Elle n'était certes pas un de ces canons plastiformes de couvertures de magazine ou de vidéo-clip. Son visage triangulaire était trop mince, ses pommettes trop saillantes, son corps un peu trop longiligne à son goût, et elle avait toujours rêvé de posséder des formes, disons, plus sensuelles. Mais, elle savait que ses yeux provoquaient souvent quelques montées d'adrénaline et il arrivait même qu'elle puisse lire des formes variées de désir sexuel chez des individus du sexe mâle.

Ça semblait bien être le cas.

Tout doux, pensa-t-elle. Ce n'est pas non plus tout à fait le moment de t'embarquer dans une affaire sentimentale, pour autant qu'il s'agisse une seconde de ça.

Elle rétablit un masque un peu plus austère.

– Bon, dites-moi de quoi il s'agit, qu'est-ce qu'il faisait ce Travis?

Oliveira détacha ses yeux d'elle et réfléchit un instant avant de se lancer:

– J'y vais dans l'ordre chronologique.
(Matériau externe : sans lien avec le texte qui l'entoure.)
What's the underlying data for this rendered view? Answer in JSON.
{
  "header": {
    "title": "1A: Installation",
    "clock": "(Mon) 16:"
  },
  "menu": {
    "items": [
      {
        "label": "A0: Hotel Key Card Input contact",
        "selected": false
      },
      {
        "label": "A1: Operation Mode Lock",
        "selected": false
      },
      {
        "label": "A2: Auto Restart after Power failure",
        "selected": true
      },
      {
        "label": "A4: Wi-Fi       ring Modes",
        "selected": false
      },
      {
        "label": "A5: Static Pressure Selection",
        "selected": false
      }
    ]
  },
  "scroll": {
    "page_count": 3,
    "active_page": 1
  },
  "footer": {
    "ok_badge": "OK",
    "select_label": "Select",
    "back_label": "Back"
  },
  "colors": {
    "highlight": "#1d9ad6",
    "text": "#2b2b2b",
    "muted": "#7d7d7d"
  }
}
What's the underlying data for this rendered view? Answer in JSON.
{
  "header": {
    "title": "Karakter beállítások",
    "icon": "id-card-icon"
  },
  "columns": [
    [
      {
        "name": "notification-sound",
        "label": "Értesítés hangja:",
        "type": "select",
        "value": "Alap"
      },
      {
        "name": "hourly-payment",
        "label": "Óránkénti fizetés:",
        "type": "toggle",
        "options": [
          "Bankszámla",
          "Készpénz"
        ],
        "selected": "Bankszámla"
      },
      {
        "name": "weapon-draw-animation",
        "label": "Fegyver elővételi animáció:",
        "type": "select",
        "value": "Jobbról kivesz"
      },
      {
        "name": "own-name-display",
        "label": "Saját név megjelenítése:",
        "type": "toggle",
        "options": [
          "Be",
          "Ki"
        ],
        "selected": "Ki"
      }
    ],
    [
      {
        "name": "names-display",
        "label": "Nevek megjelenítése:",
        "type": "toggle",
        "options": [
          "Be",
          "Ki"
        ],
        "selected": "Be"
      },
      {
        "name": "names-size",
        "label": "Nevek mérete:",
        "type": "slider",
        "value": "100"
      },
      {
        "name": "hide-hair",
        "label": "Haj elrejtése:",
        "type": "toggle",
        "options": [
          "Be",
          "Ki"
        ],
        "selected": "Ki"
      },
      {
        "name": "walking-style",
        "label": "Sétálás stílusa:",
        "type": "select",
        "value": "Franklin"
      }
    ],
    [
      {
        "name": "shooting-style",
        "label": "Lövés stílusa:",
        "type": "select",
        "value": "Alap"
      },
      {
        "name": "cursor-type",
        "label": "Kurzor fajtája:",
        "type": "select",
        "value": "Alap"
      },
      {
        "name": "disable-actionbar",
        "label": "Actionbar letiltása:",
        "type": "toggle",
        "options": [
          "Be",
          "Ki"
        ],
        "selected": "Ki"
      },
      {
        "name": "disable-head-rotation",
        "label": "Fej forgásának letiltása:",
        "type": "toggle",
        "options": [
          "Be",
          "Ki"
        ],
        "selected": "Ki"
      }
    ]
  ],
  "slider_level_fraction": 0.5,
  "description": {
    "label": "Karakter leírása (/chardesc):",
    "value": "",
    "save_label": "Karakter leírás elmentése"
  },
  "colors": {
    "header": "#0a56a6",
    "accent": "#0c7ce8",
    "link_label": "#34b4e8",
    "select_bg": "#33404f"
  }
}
Enseigne de vaisseau dans la Royal Navy. Opère en Extrême-Orient, d'abord, puis à Gibraltar. Après sept années de bons et loyaux services pour celui de Sa Majesté, il s'installe à Barcelone, puis en Andalousie, puis en Algarve. Entre-temps il a fait connaissance de cette femme hollandaise, Eva Kristensen. L'homme pratique de multiples activités. Il peint quelques toiles qu'il expose au Portugal et en Espagne et promène des touristes l'été, soit sur un voilier, soit sur un cabin-cruiser. La femme voyage beaucoup, à l'étranger, diverses affaires, très fructueuses. Peu après la naissance de leur fille, la famille déménage à Barcelone et là je n'ai plus rien… Mais pendant les mois qui ont précédé le départ, il semblerait que Travis ait été en contact avec divers individus louches, à Lisbonne, et en Espagne… Des types du milieu, plus ou moins apparentés à diverses branches de la maffia italienne. Pas net. Après, je ne sais pas grand-chose, sauf qu'après le divorce, il y a cinq ans environ, il est revenu vivre par ici, en Algarve. Il ne sortait presque plus, peignait toute la journée et exposait très irrégulièrement.

Anita ne masqua pas son admiration. Pour un type qui avait vaguement expédié l'enquête…

L'homme avait sorti ça sur un rythme fluide et chantant, qu'elle était arrivée à suivre sans peine.

Oui, ça marchait. Elle commençait à se sentir presque chez elle. Elle commençait à penser portugais.

– Bien, comment est-ce que vous procéderiez, vous, à ma place?

Elle avala une autre bouchée d'espadon. L'homme eut un petit rire, à peine esquissé.

– Qu'est-ce qui vous fait croire qu'il vit toujours par ici?

– Rien. Mais pourquoi pas commencer par ici?

Oliveira lui jeta un coup d'œil furtif, mais où perçait l'amusement, et un peu d'étonnement.